Our final signing of the summer is also fairly quick.


Radamel Falcao was a bit of a surprise and is perhaps the least premeditated signing. It appears that United only became aware that there was an opportunity to sign the player when dealing with his agent during negotiations to secure Di Maria. However, early season concerns regarding van Persie’s fitness mean that this signing makes sense; again van Gaal has shown decisiveness driven by logic. The player himself missed a large part of last season to injury, but in the previous four seasons he averaged over 30 goals a season at a rate not far short of a goal a game.

So where does all this activity leave United? Answer: undoubtedly stronger. United’s dynamism in the transfer market won’t make us the finished article but it will put us in a good place to focus our efforts in the next transfer window on a couple of specific areas.  Last week van Gaal told his squad that by the end of the window United would have a very different group. Once again he has proved as good as his word.

Transfer summary

In: Luke Shaw, Anders Herrera, Marcos Rojo, Angel Di Maria, Daley Blind and Radamel Falcao.

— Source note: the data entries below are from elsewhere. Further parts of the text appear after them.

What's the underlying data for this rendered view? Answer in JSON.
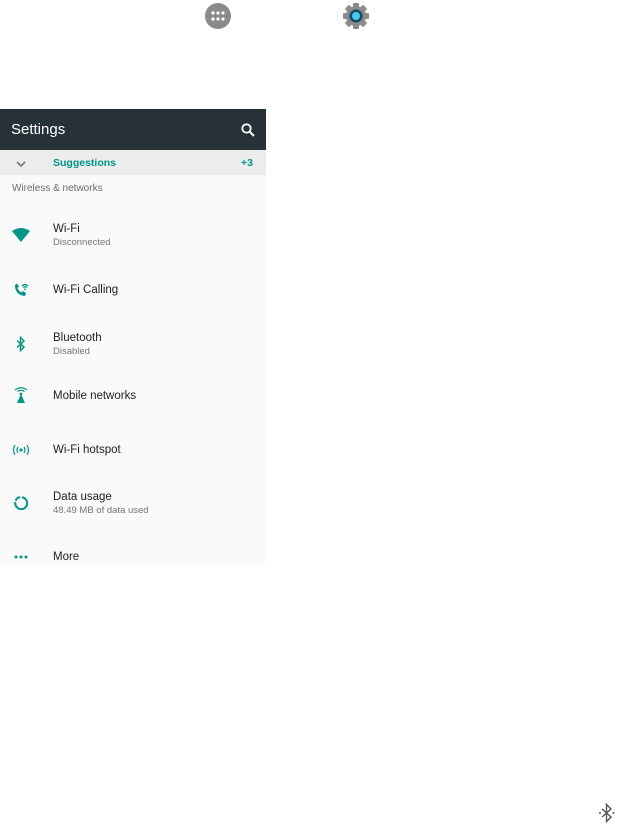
{
  "toolbar": {
    "title": "Settings"
  },
  "suggestions": {
    "label": "Suggestions",
    "count": "+3"
  },
  "section": {
    "wireless_header": "Wireless & networks"
  },
  "items": [
    {
      "id": "wifi",
      "label": "Wi-Fi",
      "summary": "Disconnected",
      "icon": "wifi-icon"
    },
    {
      "id": "wifi-calling",
      "label": "Wi-Fi Calling",
      "summary": "",
      "icon": "wifi-calling-icon"
    },
    {
      "id": "bluetooth",
      "label": "Bluetooth",
      "summary": "Disabled",
      "icon": "bluetooth-icon"
    },
    {
      "id": "mobile-networks",
      "label": "Mobile networks",
      "summary": "",
      "icon": "mobile-networks-icon"
    },
    {
      "id": "wifi-hotspot",
      "label": "Wi-Fi hotspot",
      "summary": "",
      "icon": "hotspot-icon"
    },
    {
      "id": "data-usage",
      "label": "Data usage",
      "summary": "48.49 MB of data used",
      "icon": "data-usage-icon"
    },
    {
      "id": "more",
      "label": "More",
      "summary": "",
      "icon": "more-icon"
    }
  ],
  "colors": {
    "toolbar_bg": "#263238",
    "accent": "#009688",
    "icon_gray": "#8a8a8a"
  }
}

Out: Nemanja Vidic, Rio Ferdinand, Patrice Evra, Alexander Buttner, Danny Welbeck, Tom Lawrence, Shinji Kagawa, Bebe, Federico Macheda, Nani, (Loan – Sporting), Nick Powell, (Loan – Leciester City), Javier Hernandez, (Loan – Real Madrid), Guillermo Varela, (Loan – Real Madrid), Wilfred Zaha, (Loan – Crystal Palace), Michael Keane, (Loan – Burnley) and Tom Cleverley, (Loan – Aston Villa).